Sometimes we think of innovation as mastery or expertise. By contrast, Grant invites us into a world where change is nurtured through breadth of perspective. The book is filled with examples of how new ideas bubbled up and became useful and marketable. One example is Warby Parker, a business that offers on-line eyewear. The creators of Warby Parker knew that the typical response to something like the expense of eyewear is resignation – an unwillingness to question, challenge, or do anything to address the problem of prohibitive cost. Although many saw their venture as doomed from the start, the creators found ways to overcome the blocks to the very personal and necessary purchase of eyewear – and doing it on-line for both convenience and cost purposes.

In order to overcome the resignation or acquiescence that discourages taking action, Grant proposes that innovation is borne of curiosity, a vuju de that allows us to see something familiar but with a fresh perspective (p.6). An example of vuju de drawn from social change is the women’s suffrage movement. For decades and generations women had accepted their diminished position in life as “just how it is” but suffrage brought the fresh perspective that the role ascribed to women was simply man-made and that it could be changed.

The problem with cultivating originality is that it is inconvenient – to teachers, peers, bosses, or anyone who prefers the comfort of accepted protocol or routine. Especially when achievement is placed as a high value, originality is thwarted because our desire to succeed encourages us to seek the easy and predictable way of looking good to those around us. Originality doesn’t require extreme risk taking but, instead, a comfort with some doubt that pushes us to work harder and be persistent in creating something that will be successful and lasting. In fact, “The more successful people have been in the past, the worse they perform when they enter a new environment.” (p. 53)

What are the things that are most often associated with people who are original in their thoughts and actions? The first is that they are more involved in the arts – music, sculpting, writing, performing (p. 46). The second characteristic of originals is that they lived abroad for an extended period – not traveled, not short-term study, but lived abroad in a culture very different than their own (p. 48). Originals tend also to be later or last-born children, a result of the impact of sibling rivalry and differences in the ways parents raise later-borns. In an organization setting, originals are people who not only champion new ideas but also they are people who have earned their stripes as being somewhat eccentric and idiosyncratic. A counter-intuitive pattern among originals is that they sometimes procrastinate; strangely enough, procrastinating allows the original to consider a wider range of approaches through daydreaming, questioning, and experimenting. Lastly, originals are more likely to be experimental rather than conceptual innovators, meaning that it isn’t just about the “up in the clouds” ideas but more about trying something, learning from mistakes, and working toward a better solution. Rather than leave you hanging, Grant provides a number of helpful ideas about how to attract, interview, and hire originals.

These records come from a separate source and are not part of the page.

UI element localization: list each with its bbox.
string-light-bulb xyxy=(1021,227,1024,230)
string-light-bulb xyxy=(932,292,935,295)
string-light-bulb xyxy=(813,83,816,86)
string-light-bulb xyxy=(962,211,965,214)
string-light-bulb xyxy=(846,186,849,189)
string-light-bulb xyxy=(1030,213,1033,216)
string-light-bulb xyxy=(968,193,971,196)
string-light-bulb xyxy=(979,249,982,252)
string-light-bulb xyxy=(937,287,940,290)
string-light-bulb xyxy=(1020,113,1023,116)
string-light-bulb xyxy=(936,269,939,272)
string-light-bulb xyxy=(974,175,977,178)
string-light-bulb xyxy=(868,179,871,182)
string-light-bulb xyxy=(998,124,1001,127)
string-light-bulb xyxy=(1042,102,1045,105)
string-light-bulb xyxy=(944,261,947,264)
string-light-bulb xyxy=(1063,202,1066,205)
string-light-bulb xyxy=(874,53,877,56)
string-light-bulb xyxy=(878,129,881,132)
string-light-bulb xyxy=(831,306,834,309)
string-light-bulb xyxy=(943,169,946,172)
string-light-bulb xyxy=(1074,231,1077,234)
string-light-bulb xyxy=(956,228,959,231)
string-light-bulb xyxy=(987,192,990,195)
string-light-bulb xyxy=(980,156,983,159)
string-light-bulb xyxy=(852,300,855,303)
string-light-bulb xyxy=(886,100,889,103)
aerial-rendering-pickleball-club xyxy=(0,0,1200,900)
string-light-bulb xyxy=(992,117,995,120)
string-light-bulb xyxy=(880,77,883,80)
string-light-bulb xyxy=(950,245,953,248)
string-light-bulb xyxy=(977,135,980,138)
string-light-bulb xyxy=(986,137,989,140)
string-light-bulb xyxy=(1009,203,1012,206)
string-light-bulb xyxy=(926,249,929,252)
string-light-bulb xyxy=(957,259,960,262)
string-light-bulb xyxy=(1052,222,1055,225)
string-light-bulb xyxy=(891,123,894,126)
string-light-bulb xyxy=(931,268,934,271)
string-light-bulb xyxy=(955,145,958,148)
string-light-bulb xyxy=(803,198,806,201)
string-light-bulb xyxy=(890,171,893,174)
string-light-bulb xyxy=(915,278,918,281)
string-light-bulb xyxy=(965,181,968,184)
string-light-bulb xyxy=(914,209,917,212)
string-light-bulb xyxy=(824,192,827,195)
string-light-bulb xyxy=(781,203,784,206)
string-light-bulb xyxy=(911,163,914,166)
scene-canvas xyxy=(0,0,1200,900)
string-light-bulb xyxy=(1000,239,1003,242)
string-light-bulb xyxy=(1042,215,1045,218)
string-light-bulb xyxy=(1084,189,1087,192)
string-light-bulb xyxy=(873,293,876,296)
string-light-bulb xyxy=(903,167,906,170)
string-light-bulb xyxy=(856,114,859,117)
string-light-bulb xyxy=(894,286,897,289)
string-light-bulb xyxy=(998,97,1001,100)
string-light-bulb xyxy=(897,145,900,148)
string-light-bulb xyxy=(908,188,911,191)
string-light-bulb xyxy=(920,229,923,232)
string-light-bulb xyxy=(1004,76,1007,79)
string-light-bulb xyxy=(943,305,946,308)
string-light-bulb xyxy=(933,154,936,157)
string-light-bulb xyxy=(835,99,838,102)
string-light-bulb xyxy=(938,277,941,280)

Originals debunks a number of myths about how to make original contributions in a variety of ways – business, social justice, political innovation, and others. That we need originals in the modern day is indisputable; it’s a matter of looking within ourselves to see if we have or can cultivate a perspective that brings that special originality to various problems that yearn for solutions. If any group or organization seeks to support originality, leaders will need to understand that originals or “’shapers’ are independent thinkers; curious, non-conforming, and rebellious” (p. 208).  Rather than leaders succumbing to fear of failure when an original pushes the organization to do something different, realize that “Fear forces you to prepare more rigorously and see potential problems more quickly” (p. 214), an insurance plan that most organizations would love to acquire.